(1) Field of the Invention
The invention pertains generally to digital communication, in particular to digital signal processing and signal detection in the presence of noise, particularly using matched filters.
(2) Description of Prior Art
Several basic and often conflicting problems in signal detection are maximizing the signal to noise ratio of the detection process, minimizing the amount of engineering resources necessary for detection, and maximizing the speed of detection. A standard approach, if one has a priori knowledge of an incoming signal, is to detect the signal by correlating it with a matched filter, i.e., a filter whose impulse response is the time reversed complex conjugate of the expected signal. Moreover, if one has a priori knowledge of signal phase, one can further increase signal to noise ratio by sampling the signal at the Nyquist rate and only in the frequency domain vicinity of expected signal peaks. If, on the other hand, one has no prior knowledge of signal phase, one must asynchronously (incoherently) oversample the signal at higher than the Nyquist rate to increase the likelihood of sampling at or near optimum phase, i.e., at or near peaks. This type of sampling requires more computing power, more sample bits and larger sample bit sizes, and more programmable logic blocks to implement the shift registers needed for real time correlation of incoming signals with reference signals. If one wishes to compare an incoming signal with a number of reference signals, one must perform the comparison serially with each of the several reference signals, an inherently slow process if one uses only one register for the incoming signal. Conversely, if one feeds the incoming signal in parallel to plural registers each associated with one reference signal, the process is faster but at the cost of significantly more dedicated registers and logic blocks.
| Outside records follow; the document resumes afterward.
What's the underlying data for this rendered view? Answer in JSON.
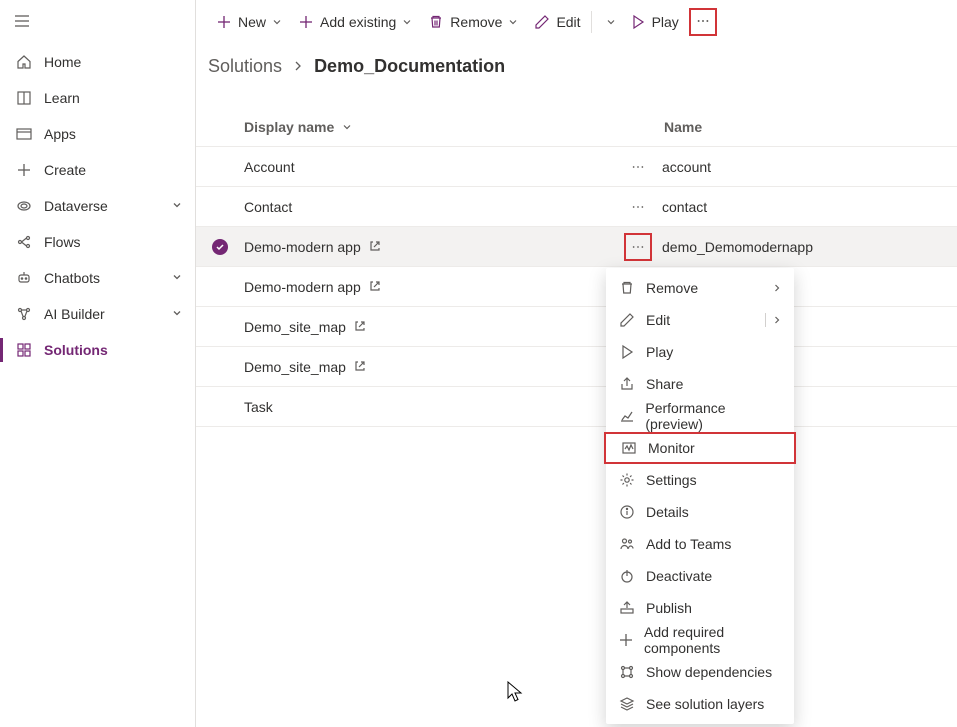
{
  "sidebar": {
    "items": [
      {
        "label": "Home"
      },
      {
        "label": "Learn"
      },
      {
        "label": "Apps"
      },
      {
        "label": "Create"
      },
      {
        "label": "Dataverse"
      },
      {
        "label": "Flows"
      },
      {
        "label": "Chatbots"
      },
      {
        "label": "AI Builder"
      },
      {
        "label": "Solutions"
      }
    ]
  },
  "commandbar": {
    "new": "New",
    "add_existing": "Add existing",
    "remove": "Remove",
    "edit": "Edit",
    "play": "Play"
  },
  "breadcrumb": {
    "parent": "Solutions",
    "current": "Demo_Documentation"
  },
  "table": {
    "headers": {
      "display_name": "Display name",
      "name": "Name"
    },
    "rows": [
      {
        "display_name": "Account",
        "name": "account",
        "open_icon": false,
        "selected": false
      },
      {
        "display_name": "Contact",
        "name": "contact",
        "open_icon": false,
        "selected": false
      },
      {
        "display_name": "Demo-modern app",
        "name": "demo_Demomodernapp",
        "open_icon": true,
        "selected": true
      },
      {
        "display_name": "Demo-modern app",
        "name": "",
        "open_icon": true,
        "selected": false
      },
      {
        "display_name": "Demo_site_map",
        "name": "",
        "open_icon": true,
        "selected": false
      },
      {
        "display_name": "Demo_site_map",
        "name": "",
        "open_icon": true,
        "selected": false
      },
      {
        "display_name": "Task",
        "name": "",
        "open_icon": false,
        "selected": false
      }
    ]
  },
  "context_menu": {
    "items": [
      {
        "label": "Remove",
        "chevron": true
      },
      {
        "label": "Edit",
        "split_chevron": true
      },
      {
        "label": "Play"
      },
      {
        "label": "Share"
      },
      {
        "label": "Performance (preview)"
      },
      {
        "label": "Monitor",
        "boxed": true
      },
      {
        "label": "Settings"
      },
      {
        "label": "Details"
      },
      {
        "label": "Add to Teams"
      },
      {
        "label": "Deactivate"
      },
      {
        "label": "Publish"
      },
      {
        "label": "Add required components"
      },
      {
        "label": "Show dependencies"
      },
      {
        "label": "See solution layers"
      }
    ]
  }
}
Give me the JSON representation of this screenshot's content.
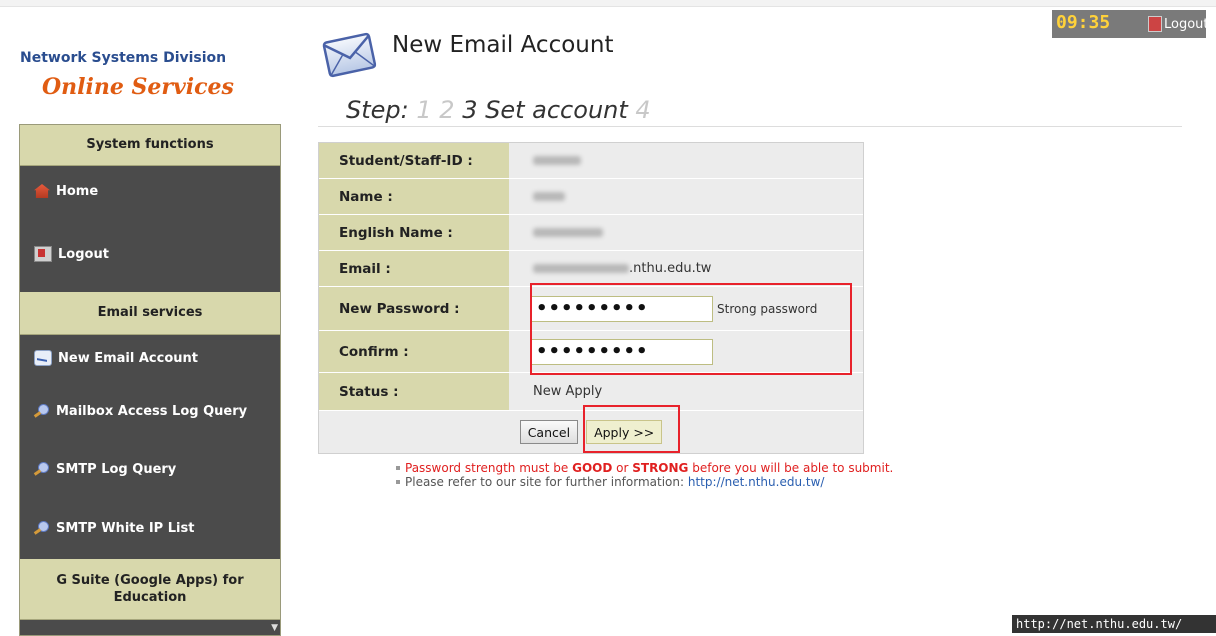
{
  "brand": {
    "org": "Network Systems Division",
    "service": "Online Services"
  },
  "sidebar": {
    "sections": [
      {
        "heading": "System functions"
      },
      {
        "heading": "Email services"
      },
      {
        "heading": "G Suite (Google Apps) for Education"
      }
    ],
    "items": [
      {
        "label": "Home",
        "icon": "home-icon"
      },
      {
        "label": "Logout",
        "icon": "logout-icon"
      },
      {
        "label": "New Email Account",
        "icon": "mail-icon"
      },
      {
        "label": "Mailbox Access Log Query",
        "icon": "search-icon"
      },
      {
        "label": "SMTP Log Query",
        "icon": "search-icon"
      },
      {
        "label": "SMTP White IP List",
        "icon": "search-icon"
      }
    ]
  },
  "header": {
    "title": "New Email Account",
    "step_prefix": "Step:",
    "step_1": "1",
    "step_2": "2",
    "step_3": "3 Set account",
    "step_4": "4",
    "clock": "09:35",
    "logout": "Logout"
  },
  "form": {
    "student_id_label": "Student/Staff-ID :",
    "name_label": "Name :",
    "english_name_label": "English Name :",
    "email_label": "Email :",
    "email_visible_suffix": ".nthu.edu.tw",
    "new_password_label": "New Password :",
    "new_password_value": "•••••••••",
    "strength": "Strong password",
    "confirm_label": "Confirm :",
    "confirm_value": "•••••••••",
    "status_label": "Status :",
    "status_value": "New Apply",
    "cancel": "Cancel",
    "apply": "Apply >>"
  },
  "notes": {
    "n1_pre": "Password strength must be ",
    "n1_good": "GOOD",
    "n1_or": " or ",
    "n1_strong": "STRONG",
    "n1_post": " before you will be able to submit.",
    "n2_pre": "Please refer to our site for further information: ",
    "n2_link": "http://net.nthu.edu.tw/"
  },
  "statusbar": "http://net.nthu.edu.tw/",
  "colors": {
    "highlight": "#e8222b",
    "label_bg": "#d8d8ac",
    "sidebar_bg": "#4b4b4b",
    "brand_orange": "#e05c12",
    "brand_blue": "#2a4d8f"
  }
}
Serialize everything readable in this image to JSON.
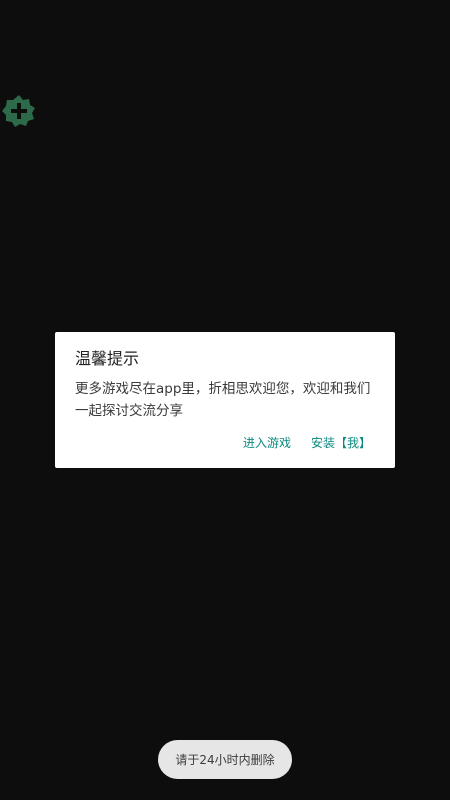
{
  "floating_icon": "plus-badge-icon",
  "colors": {
    "background": "#0e0d0e",
    "badge": "#2d6a4a",
    "accent": "#0b8a80"
  },
  "dialog": {
    "title": "温馨提示",
    "message": "更多游戏尽在app里，折相思欢迎您，欢迎和我们一起探讨交流分享",
    "buttons": {
      "enter_game": "进入游戏",
      "install": "安装【我】"
    }
  },
  "toast": {
    "text": "请于24小时内删除"
  }
}
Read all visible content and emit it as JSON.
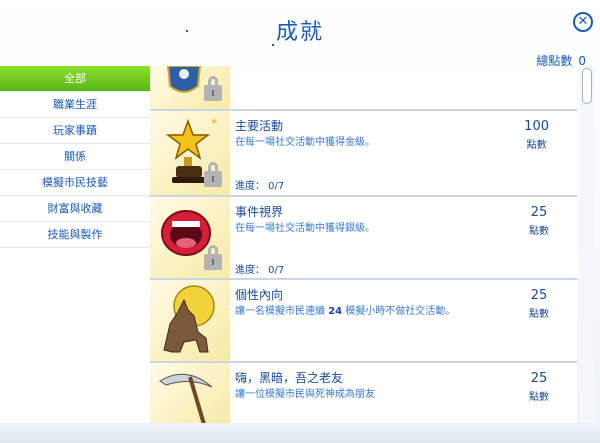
{
  "header": {
    "title": "成就",
    "total_points_label": "總點數",
    "total_points_value": "0"
  },
  "sidebar": {
    "items": [
      {
        "label": "全部",
        "active": true
      },
      {
        "label": "職業生涯",
        "active": false
      },
      {
        "label": "玩家事蹟",
        "active": false
      },
      {
        "label": "關係",
        "active": false
      },
      {
        "label": "模擬市民技藝",
        "active": false
      },
      {
        "label": "財富與收藏",
        "active": false
      },
      {
        "label": "技能與製作",
        "active": false
      }
    ]
  },
  "achievements": [
    {
      "name": "",
      "desc_pre": "",
      "desc_bold": "",
      "desc_post": "",
      "progress": "",
      "points": "",
      "unit": "",
      "icon": "badge-icon"
    },
    {
      "name": "主要活動",
      "desc_pre": "在每一場社交活動中獲得金級。",
      "desc_bold": "",
      "desc_post": "",
      "progress": "進度： 0/7",
      "points": "100",
      "unit": "點數",
      "icon": "gold-star-trophy-icon"
    },
    {
      "name": "事件視界",
      "desc_pre": "在每一場社交活動中獲得銀級。",
      "desc_bold": "",
      "desc_post": "",
      "progress": "進度： 0/7",
      "points": "25",
      "unit": "點數",
      "icon": "open-mouth-icon"
    },
    {
      "name": "個性內向",
      "desc_pre": "讓一名模擬市民連續 ",
      "desc_bold": "24",
      "desc_post": " 模擬小時不做社交活動。",
      "progress": "",
      "points": "25",
      "unit": "點數",
      "icon": "howling-wolf-icon"
    },
    {
      "name": "嗨，黑暗，吾之老友",
      "desc_pre": "讓一位模擬市民與死神成為朋友",
      "desc_bold": "",
      "desc_post": "",
      "progress": "",
      "points": "25",
      "unit": "點數",
      "icon": "scythe-icon"
    }
  ]
}
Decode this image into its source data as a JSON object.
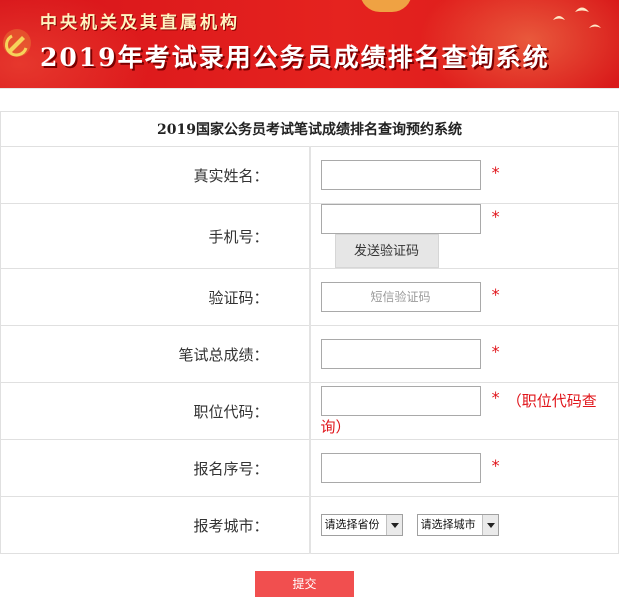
{
  "banner": {
    "subtitle": "中央机关及其直属机构",
    "title": "2019年考试录用公务员成绩排名查询系统"
  },
  "form": {
    "heading": "2019国家公务员考试笔试成绩排名查询预约系统",
    "required_mark": "*",
    "fields": {
      "name": {
        "label": "真实姓名：",
        "value": ""
      },
      "phone": {
        "label": "手机号：",
        "value": "",
        "send_code_label": "发送验证码"
      },
      "code": {
        "label": "验证码：",
        "placeholder": "短信验证码"
      },
      "score": {
        "label": "笔试总成绩：",
        "value": ""
      },
      "position": {
        "label": "职位代码：",
        "value": "",
        "lookup_link": "（职位代码查询）"
      },
      "reg_no": {
        "label": "报名序号：",
        "value": ""
      },
      "city": {
        "label": "报考城市：",
        "province_select": "请选择省份",
        "city_select": "请选择城市"
      }
    },
    "submit_label": "提交"
  },
  "colors": {
    "banner_red": "#e5231f",
    "required_red": "#e0141a",
    "submit_button": "#f14f4f"
  }
}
A device commonly used in digital signal processing is the Field-Programmable Gate Array (FPGA), which is an integrated circuit containing large arrays of configurable logic blocks and dedicated random access memory blocks. A configurable logic block typically contains programmable look-up tables that can implement low-level combinational logic. Configurable logic blocks are connectable to one another and can effect extremely complex combinational logic functions such as shift registers, state machines, and even microprocessors. FPGAs are easily reconfigurable and reprogrammable as desired, thus making them ideal for development applications.